Ireland was a jolly country with folk dancing and such. In the past, the main source of food the Irish relied on were the potato crops. Hysteria struck on the September 1845, when a fungus called Phytophtora Infestans destroyed half of the potato crops in Ireland. By 1846 it bought a near total crop failure, but two years later, the whole Irish potatoes nearly poured down the drain. Death rates doubled during the five years of the famine, and birth rates fell critically. 1 million people died from starvation, but most of all, disease. Emigration expanded rapidly between 1845 and 1870. Emigration was a feature of Irish society, there were at least 3 million Irish emigrants.
The political outfall from the famine offers few problems of interpretation.
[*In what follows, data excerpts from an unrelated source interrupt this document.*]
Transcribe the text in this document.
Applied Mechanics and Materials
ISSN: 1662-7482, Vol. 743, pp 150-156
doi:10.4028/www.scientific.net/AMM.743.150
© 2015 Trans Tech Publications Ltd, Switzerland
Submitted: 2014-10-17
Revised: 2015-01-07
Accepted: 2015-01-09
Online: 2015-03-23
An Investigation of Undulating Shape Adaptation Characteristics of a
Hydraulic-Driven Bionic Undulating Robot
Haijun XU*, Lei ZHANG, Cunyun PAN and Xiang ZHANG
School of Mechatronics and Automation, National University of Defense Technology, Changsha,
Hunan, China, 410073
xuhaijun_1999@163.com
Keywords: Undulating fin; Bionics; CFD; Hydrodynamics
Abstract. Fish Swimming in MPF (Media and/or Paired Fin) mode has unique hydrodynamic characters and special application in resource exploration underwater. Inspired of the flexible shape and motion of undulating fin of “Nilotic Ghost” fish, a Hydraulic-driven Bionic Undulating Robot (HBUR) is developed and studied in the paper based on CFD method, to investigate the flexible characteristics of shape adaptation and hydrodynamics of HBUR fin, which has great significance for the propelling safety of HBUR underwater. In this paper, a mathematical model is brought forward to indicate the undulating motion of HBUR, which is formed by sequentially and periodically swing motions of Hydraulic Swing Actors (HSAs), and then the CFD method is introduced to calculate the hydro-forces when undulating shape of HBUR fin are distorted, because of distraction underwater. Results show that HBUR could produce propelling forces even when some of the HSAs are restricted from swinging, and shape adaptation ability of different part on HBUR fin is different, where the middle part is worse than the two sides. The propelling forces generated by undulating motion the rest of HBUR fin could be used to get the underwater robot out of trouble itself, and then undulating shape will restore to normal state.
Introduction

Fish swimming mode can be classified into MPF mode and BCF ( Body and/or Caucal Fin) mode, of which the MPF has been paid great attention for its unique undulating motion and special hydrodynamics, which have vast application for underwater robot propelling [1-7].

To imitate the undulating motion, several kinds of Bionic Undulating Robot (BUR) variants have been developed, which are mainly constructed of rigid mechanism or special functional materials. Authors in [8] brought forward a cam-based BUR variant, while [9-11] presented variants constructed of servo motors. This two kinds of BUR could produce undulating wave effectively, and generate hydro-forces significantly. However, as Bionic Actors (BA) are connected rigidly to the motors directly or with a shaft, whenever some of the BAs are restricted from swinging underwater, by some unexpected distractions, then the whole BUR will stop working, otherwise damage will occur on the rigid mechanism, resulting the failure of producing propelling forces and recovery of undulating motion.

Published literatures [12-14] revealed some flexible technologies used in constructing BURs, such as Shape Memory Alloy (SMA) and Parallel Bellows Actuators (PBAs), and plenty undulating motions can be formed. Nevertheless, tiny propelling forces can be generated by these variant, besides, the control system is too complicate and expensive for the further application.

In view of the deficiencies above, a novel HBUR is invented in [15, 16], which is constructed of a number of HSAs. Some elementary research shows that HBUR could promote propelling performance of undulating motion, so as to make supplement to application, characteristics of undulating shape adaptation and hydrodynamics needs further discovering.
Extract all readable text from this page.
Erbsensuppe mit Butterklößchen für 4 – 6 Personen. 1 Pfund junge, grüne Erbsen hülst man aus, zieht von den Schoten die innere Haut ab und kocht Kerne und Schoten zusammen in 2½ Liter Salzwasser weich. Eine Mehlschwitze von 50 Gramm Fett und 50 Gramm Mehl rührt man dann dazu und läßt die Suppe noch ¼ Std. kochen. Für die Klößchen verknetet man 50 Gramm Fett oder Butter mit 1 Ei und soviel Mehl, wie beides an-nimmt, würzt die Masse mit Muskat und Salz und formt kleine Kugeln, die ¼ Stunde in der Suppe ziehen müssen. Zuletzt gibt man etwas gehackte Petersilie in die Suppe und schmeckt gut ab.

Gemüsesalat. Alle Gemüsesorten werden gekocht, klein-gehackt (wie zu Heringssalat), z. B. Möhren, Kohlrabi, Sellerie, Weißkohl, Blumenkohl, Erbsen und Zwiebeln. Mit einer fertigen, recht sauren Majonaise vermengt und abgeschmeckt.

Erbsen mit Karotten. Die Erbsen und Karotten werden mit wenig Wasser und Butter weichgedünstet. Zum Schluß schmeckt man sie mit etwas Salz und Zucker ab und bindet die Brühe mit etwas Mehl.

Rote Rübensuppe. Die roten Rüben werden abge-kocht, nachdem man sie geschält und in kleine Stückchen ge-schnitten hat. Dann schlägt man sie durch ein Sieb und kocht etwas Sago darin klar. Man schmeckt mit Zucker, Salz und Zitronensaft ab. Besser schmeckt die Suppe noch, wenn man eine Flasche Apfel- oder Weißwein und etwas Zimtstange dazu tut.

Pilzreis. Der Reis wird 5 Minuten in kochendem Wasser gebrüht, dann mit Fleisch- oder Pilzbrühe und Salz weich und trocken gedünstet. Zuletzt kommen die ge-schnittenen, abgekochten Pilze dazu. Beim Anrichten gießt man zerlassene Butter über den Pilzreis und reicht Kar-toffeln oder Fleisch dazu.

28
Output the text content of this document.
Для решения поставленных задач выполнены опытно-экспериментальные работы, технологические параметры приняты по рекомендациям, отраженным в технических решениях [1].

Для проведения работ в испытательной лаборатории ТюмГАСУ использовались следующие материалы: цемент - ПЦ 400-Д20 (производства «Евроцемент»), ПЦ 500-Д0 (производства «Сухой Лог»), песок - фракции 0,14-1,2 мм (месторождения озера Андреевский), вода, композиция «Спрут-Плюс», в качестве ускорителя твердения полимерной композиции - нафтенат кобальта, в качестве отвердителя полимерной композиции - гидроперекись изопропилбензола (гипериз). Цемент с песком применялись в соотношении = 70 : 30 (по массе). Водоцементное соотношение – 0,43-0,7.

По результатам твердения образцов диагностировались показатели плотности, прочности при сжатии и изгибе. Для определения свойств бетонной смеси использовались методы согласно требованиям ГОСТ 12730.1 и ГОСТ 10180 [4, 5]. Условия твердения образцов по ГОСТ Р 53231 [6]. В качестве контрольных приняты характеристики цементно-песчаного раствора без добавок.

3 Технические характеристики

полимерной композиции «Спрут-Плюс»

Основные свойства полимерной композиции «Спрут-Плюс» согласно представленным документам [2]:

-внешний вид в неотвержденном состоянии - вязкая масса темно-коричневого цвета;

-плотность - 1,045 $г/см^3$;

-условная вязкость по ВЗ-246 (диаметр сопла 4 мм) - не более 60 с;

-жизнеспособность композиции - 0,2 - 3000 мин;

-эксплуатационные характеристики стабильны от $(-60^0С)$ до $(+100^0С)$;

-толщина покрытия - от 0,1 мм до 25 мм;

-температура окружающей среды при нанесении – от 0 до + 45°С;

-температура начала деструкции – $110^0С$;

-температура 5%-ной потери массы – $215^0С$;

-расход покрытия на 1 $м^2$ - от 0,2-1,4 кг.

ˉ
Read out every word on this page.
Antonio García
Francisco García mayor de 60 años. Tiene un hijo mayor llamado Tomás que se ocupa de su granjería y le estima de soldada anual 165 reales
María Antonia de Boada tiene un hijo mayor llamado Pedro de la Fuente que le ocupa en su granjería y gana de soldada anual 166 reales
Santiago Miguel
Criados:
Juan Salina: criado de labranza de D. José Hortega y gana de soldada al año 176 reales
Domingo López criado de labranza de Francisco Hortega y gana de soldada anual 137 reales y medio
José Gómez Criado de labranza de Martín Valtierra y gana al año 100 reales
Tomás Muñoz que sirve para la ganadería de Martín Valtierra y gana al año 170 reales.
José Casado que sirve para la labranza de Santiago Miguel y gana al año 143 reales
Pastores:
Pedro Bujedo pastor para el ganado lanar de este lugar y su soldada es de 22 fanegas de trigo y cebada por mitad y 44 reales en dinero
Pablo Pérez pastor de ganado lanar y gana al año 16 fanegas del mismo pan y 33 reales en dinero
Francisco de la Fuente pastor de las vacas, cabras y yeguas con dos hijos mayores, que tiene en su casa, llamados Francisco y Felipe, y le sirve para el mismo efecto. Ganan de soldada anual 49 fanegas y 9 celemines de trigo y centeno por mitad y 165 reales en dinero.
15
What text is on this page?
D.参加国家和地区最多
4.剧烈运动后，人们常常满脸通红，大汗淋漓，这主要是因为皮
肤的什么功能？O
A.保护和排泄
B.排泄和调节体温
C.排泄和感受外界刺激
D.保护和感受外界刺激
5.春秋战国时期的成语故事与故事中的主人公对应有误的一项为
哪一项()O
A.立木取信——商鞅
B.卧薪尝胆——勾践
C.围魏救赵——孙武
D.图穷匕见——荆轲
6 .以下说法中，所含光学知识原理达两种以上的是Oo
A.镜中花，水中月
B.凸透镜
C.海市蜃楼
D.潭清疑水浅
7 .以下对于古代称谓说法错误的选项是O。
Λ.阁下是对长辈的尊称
The Conservative administration of Sir Robert Peel
initially tackled the blight with some success, importing Indian meal and establishing food depots. Peel’s government fell in June 1846, to be replaced by a more inflexible Whig administration. The Whigs relied at first on an extensive scheme of public works, but this was abandoned in 1847, being replaced by soup-kitchens. The limited crop recovery in 1847 persuaded the government that the emergency had ended, and all special relief programs were abolished. This apparent British complacency fired later 19th-cent, known as Irish Nationalism. The great famine effected all aspects of Irish life, and it remains one of the most sensitive issues in Irish historiography.